Outros prêmios são entregues até que Prince é chamado ao palco. Lê o nome das cinco canções concorrentes e seus autores. A tela se divide, e estes aparecem aguardando o veredicto. Volta para Prince, que lê: ""Al Otro Lado del Río", de Jorge Drexler". O uruguaio levanta das fileiras do setor do meio da seção principal e vai caminhando ao palco com um sorriso irônico. Em vez de falar, canta. Canta os versos principais da música. E faz um dos discursos mais curtos da história: "Tchau, thank you, gracias, tchau".

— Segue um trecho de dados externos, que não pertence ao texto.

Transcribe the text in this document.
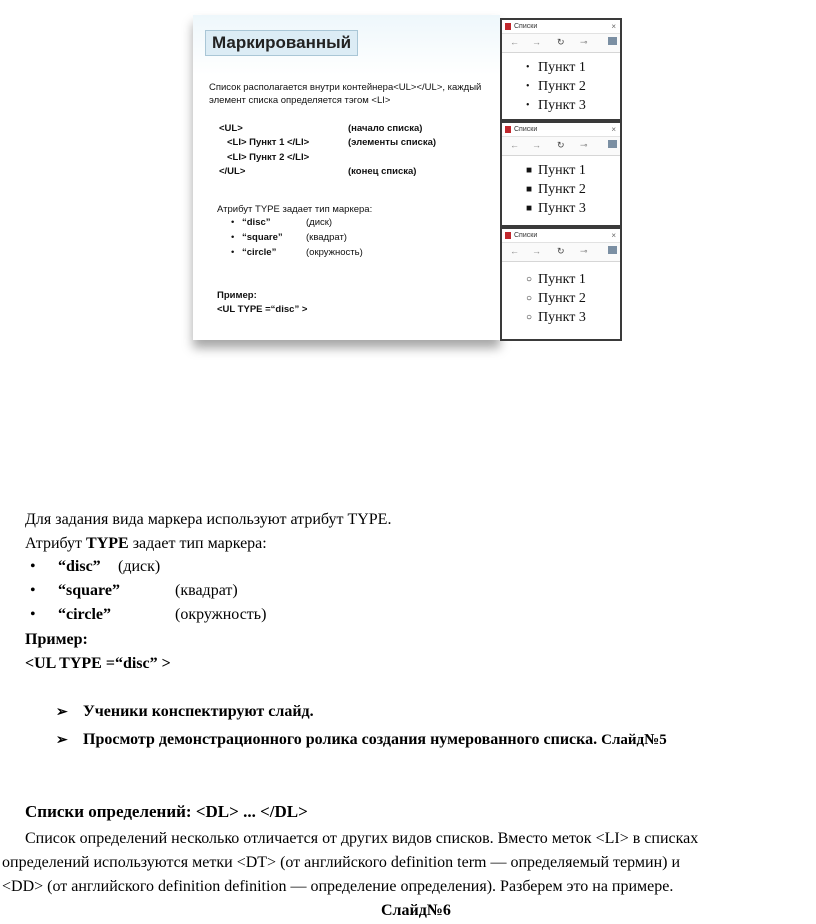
Маркированный
Список располагается внутри контейнера<UL></UL>, каждый элемент списка определяется тэгом <LI>
<UL>	(начало списка)
<LI> Пункт 1 </LI>	(элементы списка)
<LI> Пункт 2 </LI>
</UL>	(конец списка)
Атрибут TYPE задает тип маркера:
• “disc”	(диск)
• “square” (квадрат)
• “circle”	(окружность)
Пример:
<UL TYPE =“disc” >
Списки	×
← → ↻ ⊸
• Пункт 1
• Пункт 2
• Пункт 3
Списки	×
← → ↻ ⊸
■ Пункт 1
■ Пункт 2
■ Пункт 3
Списки	×
← → ↻ ⊸
○ Пункт 1
○ Пункт 2
○ Пункт 3
Для задания вида маркера используют атрибут TYPE.
Атрибут TYPE задает тип маркера:
• “disc” (диск)
• “square”	(квадрат)
• “circle”	(окружность)
Пример:
<UL TYPE =“disc” >
➢ Ученики конспектируют слайд.
➢ Просмотр демонстрационного ролика создания нумерованного списка. Слайд№5
Списки определений: <DL> ... </DL>
Список определений несколько отличается от других видов списков. Вместо меток <LI> в списках
определений используются метки <DT> (от английского definition term — определяемый термин) и
<DD> (от английского definition definition — определение определения). Разберем это на примере.
Слайд№6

Walter Salles, que estava em Los Angeles, recebeu a notícia por telefone, de um amigo. Na segunda chamada, responderia à Folha: "Não poderia estar mais feliz, pelo musico maravilhoso que o Drexler é, pela alma do filme ter sido reconhecida e, finalmente, pela maneira tão digna com que ele recebeu o prêmio".
Estava tudo perdoado. Perdoado, mas não esquecido. "Não lido com vingança, gosto mesmo é de cantar", disse Drexler. "E eu só queria cantar a minha música do meu jeito." Conseguiu.